Nenhuma das decisões precisou de norma nova sobre inteligência artificial. Todas se apoiaram em dispositivos anteriores à tecnologia: os artigos 80 e 81 do Código de Processo Civil, o artigo 793-B da CLT no processo do trabalho e o artigo 34 do Estatuto da Advocacia para o encaminhamento disciplinar. O raciocínio comum é que a origem do texto na máquina não muda a natureza do ato de quem o protocola.

Leitura crítica

O padrão que se formou é coerente e provavelmente vai se consolidar, mas ele resolve um problema e ignora outro. Resolve a responsabilidade: quem assina responde, ponto. Ignora a detecção. Em todos os casos conhecidos, o precedente falso foi descoberto porque alguém foi procurar e não encontrou. Isso depende de servidor com tempo, de parte contrária atenta ou de magistrado desconfiado. Não há, nos tribunais brasileiros, verificação sistemática de citação, e a quantidade de casos que aparece na imprensa jurídica é, por definição, o subconjunto que alguém checou.

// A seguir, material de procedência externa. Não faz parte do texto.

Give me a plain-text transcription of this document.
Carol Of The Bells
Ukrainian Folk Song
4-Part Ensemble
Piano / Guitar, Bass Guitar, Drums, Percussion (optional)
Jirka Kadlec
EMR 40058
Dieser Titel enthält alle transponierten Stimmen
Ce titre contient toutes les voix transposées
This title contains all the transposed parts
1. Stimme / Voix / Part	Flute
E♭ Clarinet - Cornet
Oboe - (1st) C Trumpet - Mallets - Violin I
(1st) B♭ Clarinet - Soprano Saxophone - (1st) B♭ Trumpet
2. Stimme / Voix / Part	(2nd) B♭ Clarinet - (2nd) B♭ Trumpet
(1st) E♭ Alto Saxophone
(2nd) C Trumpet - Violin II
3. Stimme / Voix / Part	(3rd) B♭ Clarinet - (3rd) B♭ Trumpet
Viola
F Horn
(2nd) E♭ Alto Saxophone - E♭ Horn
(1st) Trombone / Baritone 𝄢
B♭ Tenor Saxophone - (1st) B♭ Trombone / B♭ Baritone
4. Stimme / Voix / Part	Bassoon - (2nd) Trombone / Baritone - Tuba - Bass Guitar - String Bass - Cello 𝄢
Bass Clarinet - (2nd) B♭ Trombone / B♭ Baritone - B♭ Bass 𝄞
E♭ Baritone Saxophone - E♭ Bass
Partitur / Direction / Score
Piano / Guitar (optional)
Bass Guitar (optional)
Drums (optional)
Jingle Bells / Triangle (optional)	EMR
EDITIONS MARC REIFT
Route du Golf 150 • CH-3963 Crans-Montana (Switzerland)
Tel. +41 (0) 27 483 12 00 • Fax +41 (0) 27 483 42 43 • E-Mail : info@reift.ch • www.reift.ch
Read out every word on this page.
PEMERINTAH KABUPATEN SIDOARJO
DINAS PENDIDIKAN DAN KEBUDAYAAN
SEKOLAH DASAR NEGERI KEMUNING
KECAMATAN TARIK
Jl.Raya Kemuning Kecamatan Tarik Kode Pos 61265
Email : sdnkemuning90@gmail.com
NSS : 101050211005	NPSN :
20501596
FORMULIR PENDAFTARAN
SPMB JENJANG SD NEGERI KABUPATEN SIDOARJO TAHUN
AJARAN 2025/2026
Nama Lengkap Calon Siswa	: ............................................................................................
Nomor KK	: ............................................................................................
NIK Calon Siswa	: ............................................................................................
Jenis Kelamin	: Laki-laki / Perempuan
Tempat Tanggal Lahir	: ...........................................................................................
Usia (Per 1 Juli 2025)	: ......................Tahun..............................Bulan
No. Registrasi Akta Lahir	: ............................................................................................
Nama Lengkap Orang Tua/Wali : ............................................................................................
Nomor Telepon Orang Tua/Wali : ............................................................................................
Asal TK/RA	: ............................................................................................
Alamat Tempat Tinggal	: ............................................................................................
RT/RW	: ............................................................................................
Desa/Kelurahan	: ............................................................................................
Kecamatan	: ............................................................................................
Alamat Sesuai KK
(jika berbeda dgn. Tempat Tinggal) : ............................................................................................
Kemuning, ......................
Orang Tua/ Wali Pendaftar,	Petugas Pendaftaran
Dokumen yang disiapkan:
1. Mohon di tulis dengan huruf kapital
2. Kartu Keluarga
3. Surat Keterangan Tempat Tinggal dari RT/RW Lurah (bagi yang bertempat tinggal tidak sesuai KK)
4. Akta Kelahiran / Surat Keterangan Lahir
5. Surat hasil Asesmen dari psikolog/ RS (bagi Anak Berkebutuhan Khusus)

A calibragem das multas também expõe uma distorção do modelo. A sanção da litigância de má-fé é percentual sobre o valor da causa, e a conduta punida é a mesma nos quatro casos: precedente que não existe. O resultado vai de R$ 990 em Belo Horizonte a algo em torno de R$ 20 milhões no Paraná. A gravidade do ato é idêntica, a consequência varia em quatro ordens de grandeza. Isso não é falha das decisões, é característica do dispositivo aplicado, e tende a gerar discussão em recurso.

Por fim, o caso da Paraíba aponta para onde o problema vai. Alucinação é falha de quem usou a ferramenta sem conferir, e se corrige com disciplina de revisão. Prompt oculto é uso deliberado do processo como vetor de ataque, e pressupõe que exista, do outro lado, uma máquina lendo a petição. É exatamente isso que o mapeamento do CNJ de novembro de 2025 confirma estar acontecendo em dezenas de tribunais. A partir daí, a integridade do documento processual deixa de ser só ética profissional e passa a ser segurança da informação.